LSM-MS2: A Foundation Model Bridging Spectral Identification and Biological Interpretation
Gabriel Asher, Devesh Shah, Amy A. Caudy, Luke Ferro, Lea Amar, Ana S. H. Costa, Thomas Patton, Niall O'Connor, Jennifer M. Campbell, Jack Geremia
TL;DR
LSM-MS2 introduces a transformer-based foundation model trained on millions of MS/MS spectra to create a semantic space for chemical interpretation. It achieves state-of-the-art spectral identification, notably improving isomer discrimination and maintaining robustness at low concentrations across diverse benchmarks. Beyond retrieval, the learned embeddings enable direct biological interpretation, differentiating disease states and predicting clinical outcomes from limited downstream data. These results suggest substantial practical impact for accelerating metabolomics discovery and translational research with minimal task-specific data.
Abstract
A vast majority of mass spectrometry data remains uncharacterized, leaving much of its biological and chemical information untapped. Recent advances in machine learning have begun to address this gap, particularly for tasks such as spectral identification in tandem mass spectrometry data. Here, we present the latest generation of LSM-MS2, a large-scale deep learning foundation model trained on millions of spectra to learn a semantic chemical space.
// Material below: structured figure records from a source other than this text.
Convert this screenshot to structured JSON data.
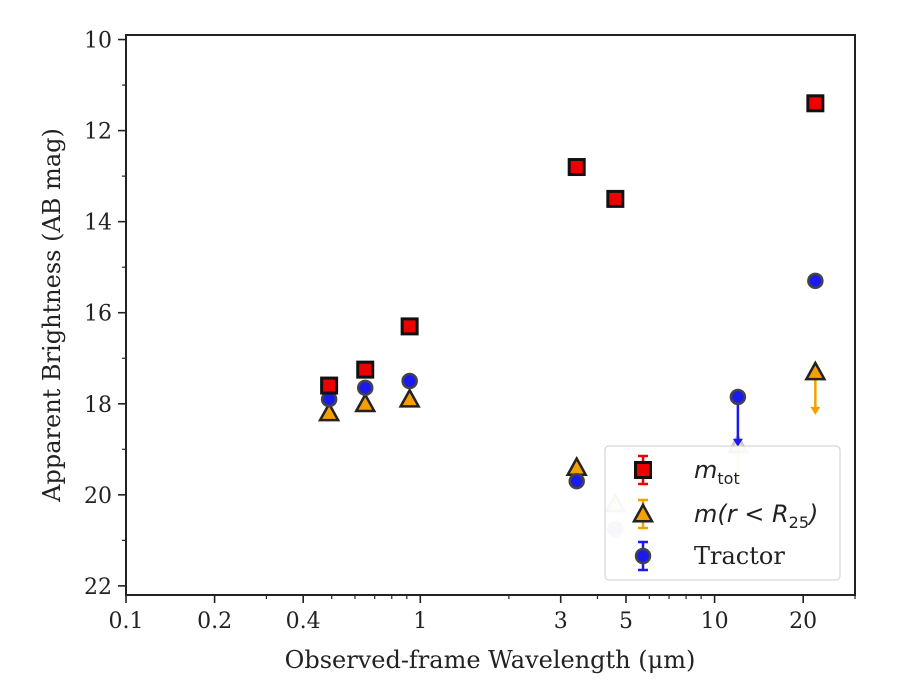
{
  "chart_data": {
    "type": "scatter",
    "xlabel": "Observed-frame Wavelength (μm)",
    "ylabel": "Apparent Brightness (AB mag)",
    "xscale": "log",
    "xlim": [
      0.1,
      30
    ],
    "ylim": [
      22.2,
      9.9
    ],
    "y_inverted": true,
    "x_ticks": [
      0.1,
      0.2,
      0.4,
      1,
      3,
      5,
      10,
      20
    ],
    "x_tick_labels": [
      "0.1",
      "0.2",
      "0.4",
      "1",
      "3",
      "5",
      "10",
      "20"
    ],
    "y_ticks": [
      10,
      12,
      14,
      16,
      18,
      20,
      22
    ],
    "y_tick_labels": [
      "10",
      "12",
      "14",
      "16",
      "18",
      "20",
      "22"
    ],
    "grid": false,
    "legend_position": "bottom-right",
    "series": [
      {
        "name": "m_tot",
        "legend_main": "m",
        "legend_sub": "tot",
        "marker": "square",
        "color": "#ee0000",
        "points": [
          {
            "x": 0.49,
            "y": 17.6
          },
          {
            "x": 0.65,
            "y": 17.25
          },
          {
            "x": 0.92,
            "y": 16.3
          },
          {
            "x": 3.4,
            "y": 12.8
          },
          {
            "x": 4.6,
            "y": 13.5
          },
          {
            "x": 22,
            "y": 11.4
          }
        ]
      },
      {
        "name": "m(r < R25)",
        "legend_main": "m(r < R",
        "legend_sub": "25",
        "legend_tail": ")",
        "marker": "triangle",
        "color": "#f5a000",
        "points": [
          {
            "x": 0.49,
            "y": 18.2
          },
          {
            "x": 0.65,
            "y": 18.0
          },
          {
            "x": 0.92,
            "y": 17.9
          },
          {
            "x": 3.4,
            "y": 19.4
          },
          {
            "x": 4.6,
            "y": 20.2,
            "faded": true
          },
          {
            "x": 12,
            "y": 18.9,
            "upper_limit_to": 19.7,
            "faded": true
          },
          {
            "x": 22,
            "y": 17.3,
            "upper_limit_to": 18.2
          }
        ]
      },
      {
        "name": "Tractor",
        "legend_main": "Tractor",
        "marker": "circle",
        "color": "#1a1aee",
        "points": [
          {
            "x": 0.49,
            "y": 17.9
          },
          {
            "x": 0.65,
            "y": 17.65
          },
          {
            "x": 0.92,
            "y": 17.5
          },
          {
            "x": 3.4,
            "y": 19.7
          },
          {
            "x": 4.6,
            "y": 20.75,
            "faded": true
          },
          {
            "x": 12,
            "y": 17.85,
            "upper_limit_to": 18.9
          },
          {
            "x": 22,
            "y": 15.3
          }
        ]
      }
    ]
  }
}
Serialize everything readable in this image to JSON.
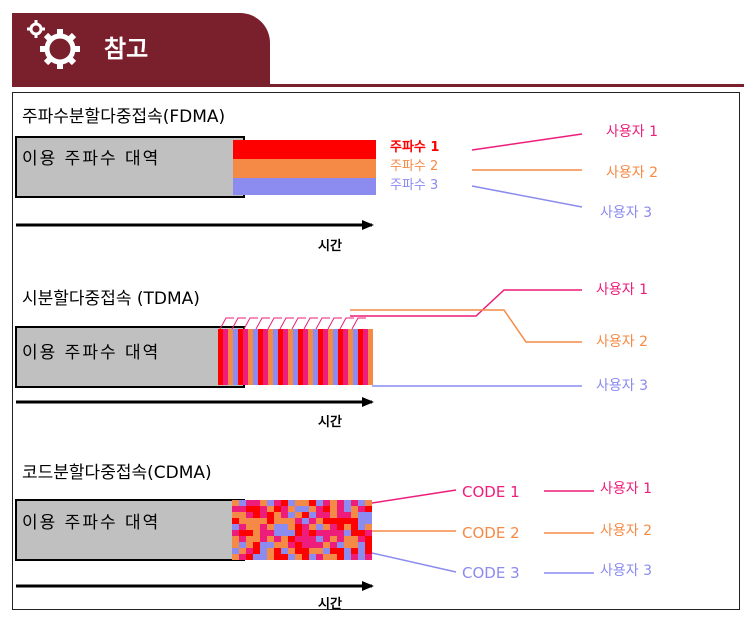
{
  "header": {
    "title": "참고",
    "icon": "gear-icon"
  },
  "sections": [
    {
      "title": "주파수분할다중접속(FDMA)",
      "band_label": "이용 주파수 대역",
      "time_label": "시간",
      "channels": [
        "주파수 1",
        "주파수 2",
        "주파수 3"
      ],
      "users": [
        "사용자 1",
        "사용자 2",
        "사용자 3"
      ]
    },
    {
      "title": "시분할다중접속 (TDMA)",
      "band_label": "이용 주파수 대역",
      "time_label": "시간",
      "users": [
        "사용자 1",
        "사용자 2",
        "사용자 3"
      ]
    },
    {
      "title": "코드분할다중접속(CDMA)",
      "band_label": "이용 주파수 대역",
      "time_label": "시간",
      "codes": [
        "CODE 1",
        "CODE 2",
        "CODE 3"
      ],
      "users": [
        "사용자 1",
        "사용자 2",
        "사용자 3"
      ]
    }
  ],
  "colors": {
    "header": "#7a1f2c",
    "user1": "#ee1c7a",
    "user2": "#f58a46",
    "user3": "#8b8bf0",
    "red": "#ff0000",
    "band": "#c0c0c0"
  }
}
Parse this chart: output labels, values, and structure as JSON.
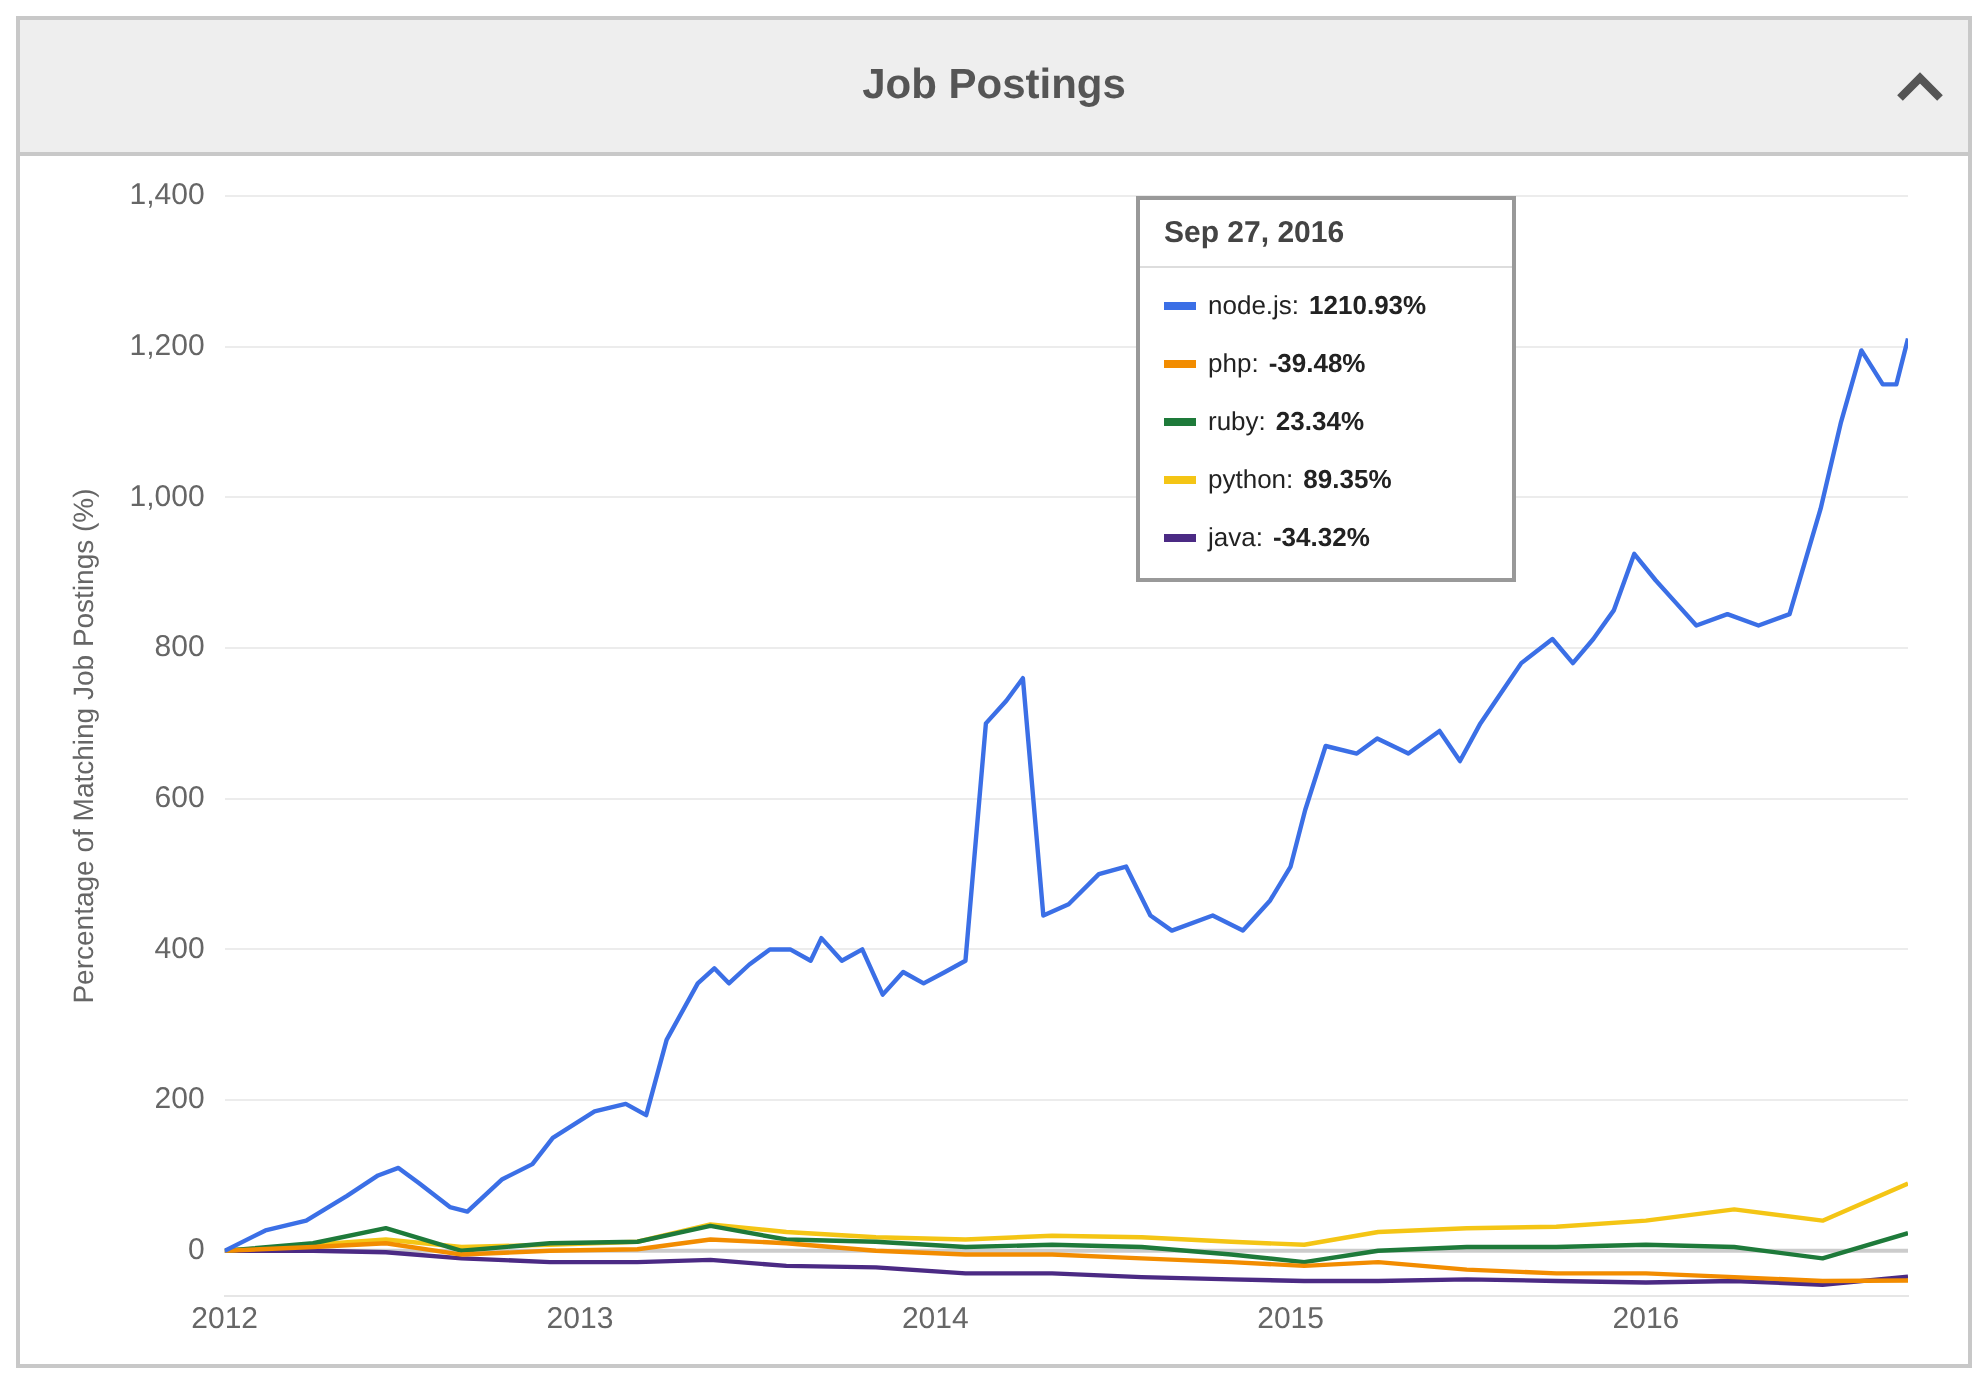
{
  "chart_data": {
    "type": "line",
    "title": "Job Postings",
    "ylabel": "Percentage of Matching Job Postings (%)",
    "xlim": [
      "2012-01-01",
      "2016-09-27"
    ],
    "xticks": [
      {
        "value": "2012-01-01",
        "label": "2012"
      },
      {
        "value": "2013-01-01",
        "label": "2013"
      },
      {
        "value": "2014-01-01",
        "label": "2014"
      },
      {
        "value": "2015-01-01",
        "label": "2015"
      },
      {
        "value": "2016-01-01",
        "label": "2016"
      }
    ],
    "ylim": [
      -60,
      1400
    ],
    "yticks": [
      {
        "value": 0,
        "label": "0"
      },
      {
        "value": 200,
        "label": "200"
      },
      {
        "value": 400,
        "label": "400"
      },
      {
        "value": 600,
        "label": "600"
      },
      {
        "value": 800,
        "label": "800"
      },
      {
        "value": 1000,
        "label": "1,000"
      },
      {
        "value": 1200,
        "label": "1,200"
      },
      {
        "value": 1400,
        "label": "1,400"
      }
    ],
    "grid": "y",
    "legend": "top right",
    "marker": "none",
    "line_style": "solid",
    "ref_lines": [
      {
        "axis": "y",
        "value": 0,
        "color": "#cccccc"
      }
    ],
    "legend_title": "Sep 27, 2016",
    "x": [
      "2012-01-01",
      "2012-04-01",
      "2012-06-15",
      "2012-09-01",
      "2012-12-01",
      "2013-03-01",
      "2013-05-15",
      "2013-08-01",
      "2013-11-01",
      "2014-02-01",
      "2014-05-01",
      "2014-08-01",
      "2014-11-01",
      "2015-01-15",
      "2015-04-01",
      "2015-07-01",
      "2015-10-01",
      "2016-01-01",
      "2016-04-01",
      "2016-07-01",
      "2016-09-27"
    ],
    "series": [
      {
        "name": "node.js:",
        "color": "#3b6fe6",
        "x": [
          "2012-01-01",
          "2012-02-12",
          "2012-03-25",
          "2012-05-06",
          "2012-06-07",
          "2012-06-28",
          "2012-07-19",
          "2012-08-20",
          "2012-09-07",
          "2012-10-13",
          "2012-11-13",
          "2012-12-04",
          "2013-01-16",
          "2013-02-17",
          "2013-03-10",
          "2013-03-31",
          "2013-05-02",
          "2013-05-19",
          "2013-06-03",
          "2013-06-24",
          "2013-07-15",
          "2013-08-05",
          "2013-08-26",
          "2013-09-06",
          "2013-09-27",
          "2013-10-18",
          "2013-11-08",
          "2013-11-29",
          "2013-12-20",
          "2014-01-11",
          "2014-02-01",
          "2014-02-22",
          "2014-03-15",
          "2014-04-01",
          "2014-04-22",
          "2014-05-18",
          "2014-06-18",
          "2014-07-16",
          "2014-08-10",
          "2014-09-01",
          "2014-10-13",
          "2014-11-13",
          "2014-12-11",
          "2015-01-01",
          "2015-01-16",
          "2015-02-06",
          "2015-03-10",
          "2015-03-31",
          "2015-05-02",
          "2015-06-03",
          "2015-06-24",
          "2015-07-15",
          "2015-08-05",
          "2015-08-26",
          "2015-09-27",
          "2015-10-18",
          "2015-11-08",
          "2015-11-29",
          "2015-12-20",
          "2016-01-11",
          "2016-02-01",
          "2016-02-22",
          "2016-03-25",
          "2016-04-26",
          "2016-05-28",
          "2016-06-29",
          "2016-07-20",
          "2016-08-10",
          "2016-09-01",
          "2016-09-15",
          "2016-09-27"
        ],
        "values": [
          0,
          27,
          40,
          73,
          100,
          110,
          90,
          58,
          52,
          95,
          115,
          150,
          185,
          195,
          180,
          280,
          355,
          375,
          355,
          380,
          400,
          400,
          385,
          415,
          385,
          400,
          340,
          370,
          355,
          370,
          385,
          700,
          730,
          760,
          445,
          460,
          500,
          510,
          445,
          425,
          445,
          425,
          465,
          510,
          585,
          670,
          660,
          680,
          660,
          690,
          650,
          700,
          740,
          780,
          812,
          780,
          812,
          850,
          925,
          890,
          860,
          830,
          845,
          830,
          845,
          985,
          1100,
          1195,
          1150,
          1150,
          1210.93
        ]
      },
      {
        "name": "php:",
        "color": "#f28c00",
        "values": [
          0,
          5,
          10,
          -5,
          0,
          2,
          15,
          10,
          0,
          -5,
          -5,
          -10,
          -15,
          -20,
          -15,
          -25,
          -30,
          -30,
          -35,
          -40,
          -39.48
        ]
      },
      {
        "name": "ruby:",
        "color": "#1e7a3a",
        "values": [
          0,
          10,
          30,
          0,
          10,
          12,
          33,
          15,
          12,
          5,
          8,
          5,
          -5,
          -15,
          0,
          5,
          5,
          8,
          5,
          -10,
          23.34
        ]
      },
      {
        "name": "python:",
        "color": "#f4c515",
        "values": [
          0,
          8,
          15,
          5,
          8,
          12,
          35,
          25,
          18,
          15,
          20,
          18,
          12,
          8,
          25,
          30,
          32,
          40,
          55,
          40,
          89.35
        ]
      },
      {
        "name": "java:",
        "color": "#4b2a84",
        "values": [
          0,
          0,
          -2,
          -10,
          -15,
          -15,
          -12,
          -20,
          -22,
          -30,
          -30,
          -35,
          -38,
          -40,
          -40,
          -38,
          -40,
          -42,
          -40,
          -45,
          -34.32
        ]
      }
    ],
    "annotations": [
      "1210.93%",
      "-39.48%",
      "23.34%",
      "89.35%",
      "-34.32%"
    ]
  }
}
LSM-MS2 achieves state-of-the-art performance in spectral identification, improving on existing methods by 30% in accuracy of identifying challenging isomeric compounds, yielding 42% more correct identifications in complex biological samples, and maintaining robustness under low-concentration conditions. Furthermore, LSM-MS2 produces rich spectral embeddings that enable direct biological interpretation from minimal downstream data, successfully differentiating disease states and predicting clinical outcomes across diverse translational applications.